Née à Vienne dans le quartier de Döbling, elle débute le chant vers 11 ans et fait ses débuts à Vienne dans le rôle de Rosine (Il barbiere di Siviglia) en 1943, alors qu’elle n’a que 17 ans. Cette même année, elle chante l'air de Gilda du Rigoletto au Konzerthaus de Vienne. Deux ans plus tard, elle est engagée par l'Opéra national de Vienne comme élève, dans les chœurs avant d’interpréter Kate Pinkerton dans Madame Butterfly, et enchaînera ensuite avec La Fiancée vendue de Smetana, Hänsel und Gretel, Les Noces de Figaro (Barbarina), à nouveau Rigoletto (cette fois-ci en Comtesse Ceprano), ou encore Capriccio (la chanteuse italienne) avant de s’attaquer à Adele dans Die Fledermaus (La Chauve-Souris), rôle qu'elle interprétera avec succès pendant plus de vingt ans.

Le 13 janvier 1948 marque un nouveau tournant, puisqu’il s’agit de sa toute première Reine de la Nuit, alors sous la direction de Josef Krips qu’elle retrouvera à de nombreuses reprises, y compris en tant qu’accompagnateur au piano lors de certains de ses récitals.
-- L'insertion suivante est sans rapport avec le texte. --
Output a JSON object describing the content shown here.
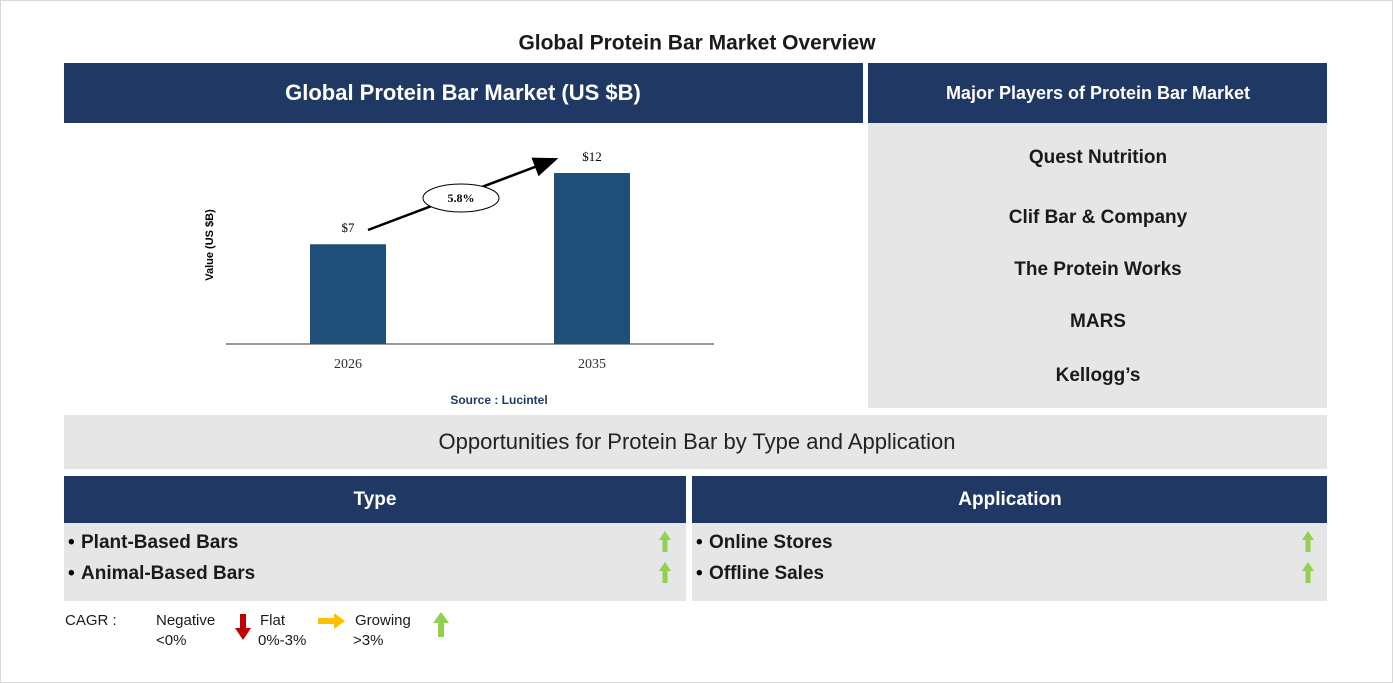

Ainsi que nous l’avons rappelé plus haut, ce rôle mozartien est probablement le plus emblématique de sa carrière, puisqu’elle l'interprétera 131 fois au Staatsoper d’ici 1956. Elle brillera toutefois dans d’autres rôles de Mozart, comme celui de Pamina qu’elle chante pour la réouverture du Theater an der Wien en 1962 (aux côtés de Nicolai Gedda en Tamino et sous la direction de Herbert von Karajan), celui de la Comtesse Almaviva, ou Donna Elvira comme en 1961 au Festival de Salzbourg, mais sa technique lui permet de réussir avec le même brio les rôles de Marguerite (Faust), Antonia (Les Contes d'Hoffmann), Nedda (Pagliacci), qu'elle chante aussi au Metropolitan Opera de New York, ou encore Eva (Die Meistersinger von Nürnberg).
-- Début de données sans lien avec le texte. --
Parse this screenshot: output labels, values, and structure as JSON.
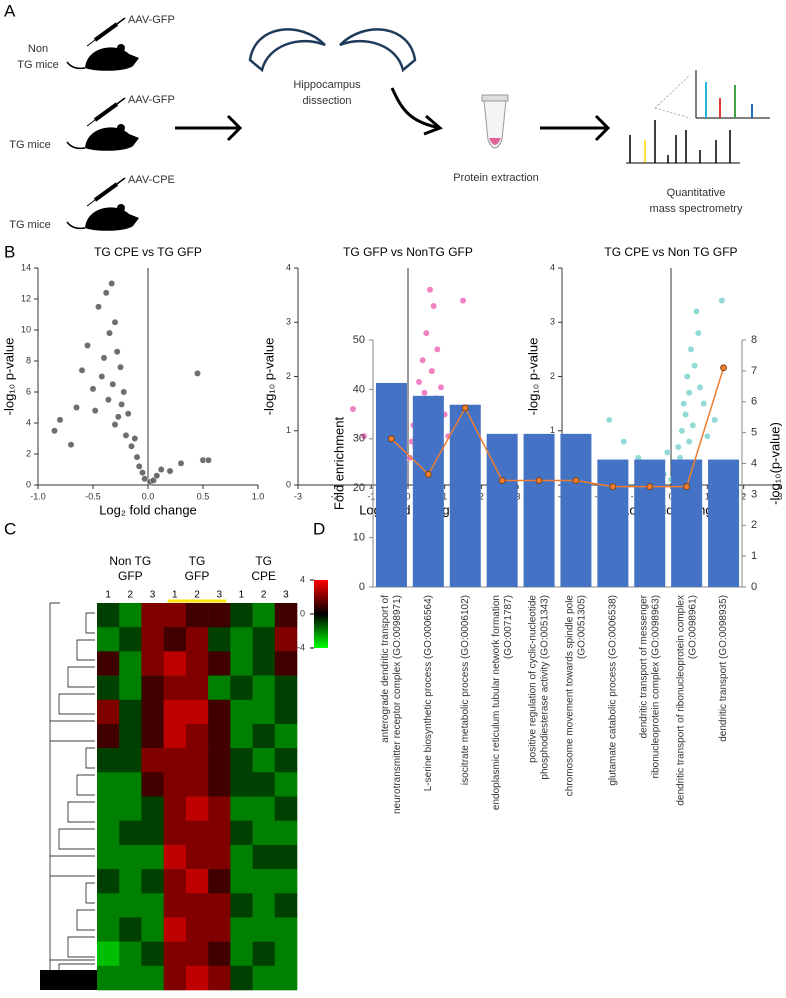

Elle tourne sur les plus grandes scènes lyriques, comme Salzbourg où ses premiers pas datent de 1948 dans le rôle de Konstanze dans Die Entführung aus dem Serail sous la direction de Josef Krips, mais aussi la Scala de Milan en 1950, année durant laquelle elle chante Konstanze dans le premier enregistrement complet de l'opéra (sous la baguette là aussi de Josef Krips), l'Opéra de Paris, le Bayerische Staatsoper à Munich, la Deutsche Oper Berlin, la Royal Opera House, le festival de Salzbourg, celui de Bayreuth, de Bregenz ou encore celui d'Édimbourg. En 1964, elle fait par ailleurs ses débuts à San Francisco dans les rôles de Sophie (Rosenkavalier), Alice Ford (Falstaff), Nedda et Micaela, mais c’est bien Vienne qui a sa préférence puisqu’elle s’y produit environ 1200 fois.
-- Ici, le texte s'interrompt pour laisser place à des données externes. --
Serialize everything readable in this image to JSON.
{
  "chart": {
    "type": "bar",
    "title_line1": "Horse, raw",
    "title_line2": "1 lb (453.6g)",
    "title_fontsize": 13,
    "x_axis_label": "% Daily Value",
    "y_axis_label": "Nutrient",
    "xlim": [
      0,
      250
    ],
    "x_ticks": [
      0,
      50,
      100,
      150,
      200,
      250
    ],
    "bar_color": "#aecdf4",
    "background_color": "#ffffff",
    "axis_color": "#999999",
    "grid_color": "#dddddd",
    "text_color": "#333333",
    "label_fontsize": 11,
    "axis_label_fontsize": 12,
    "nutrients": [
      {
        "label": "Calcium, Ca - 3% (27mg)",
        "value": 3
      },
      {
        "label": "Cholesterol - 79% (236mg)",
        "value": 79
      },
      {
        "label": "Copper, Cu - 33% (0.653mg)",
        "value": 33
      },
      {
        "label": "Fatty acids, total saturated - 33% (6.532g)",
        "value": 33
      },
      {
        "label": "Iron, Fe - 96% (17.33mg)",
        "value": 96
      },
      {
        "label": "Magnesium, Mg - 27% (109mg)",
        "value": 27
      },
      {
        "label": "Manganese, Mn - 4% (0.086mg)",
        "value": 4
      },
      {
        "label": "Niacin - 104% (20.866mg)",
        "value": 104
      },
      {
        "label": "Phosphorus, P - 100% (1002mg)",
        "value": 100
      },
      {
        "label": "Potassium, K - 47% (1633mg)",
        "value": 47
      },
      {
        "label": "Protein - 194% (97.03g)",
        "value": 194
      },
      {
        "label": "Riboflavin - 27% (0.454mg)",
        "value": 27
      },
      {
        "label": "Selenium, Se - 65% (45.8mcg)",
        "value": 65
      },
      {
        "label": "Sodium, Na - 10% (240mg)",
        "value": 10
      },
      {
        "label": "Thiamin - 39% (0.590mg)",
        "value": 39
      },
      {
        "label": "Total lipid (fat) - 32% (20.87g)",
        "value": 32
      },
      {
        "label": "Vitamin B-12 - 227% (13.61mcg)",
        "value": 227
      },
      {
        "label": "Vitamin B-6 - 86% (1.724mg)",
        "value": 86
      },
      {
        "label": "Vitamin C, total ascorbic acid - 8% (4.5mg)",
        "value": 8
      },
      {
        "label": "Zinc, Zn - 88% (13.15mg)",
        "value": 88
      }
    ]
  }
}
Elle revient également à l’opérette, mais commence petit à petit à se retirer de la scène au début des années 1970 et fait finalement ses adieux le 5 juin 1981 au festival de Salzbourg avec la rôle de Marianne après presque 40 ans de carrière. L’année suivante, elle est faite membre honoraire de l'Opéra d'État de Vienne. Elle se lance finalement dans l’enseignement qu’elle ne quittera pas durant 18 ans au Mozarteum de Salzbourg et sera admise en 1998 à l’éméritat (titre honorifique accordé à certains professeurs dans l’enseignement supérieur). Quant à la ville de Vienne, elle lui a décernée plusieurs distinctions depuis le début de sa carrière : le Médaille Nicolai de l'Orchestre philharmonique de Vienne en 1966, la Médaille d'or de la Ville de Vienne en 1977, le titre de Membre honoraire de l'Opéra national de Vienne en 1982 et la Médaille d'or pour services rendus au Land de Vienne en 2004. Elle laisse derrière elle de nombreux enregistrements qui restent des références.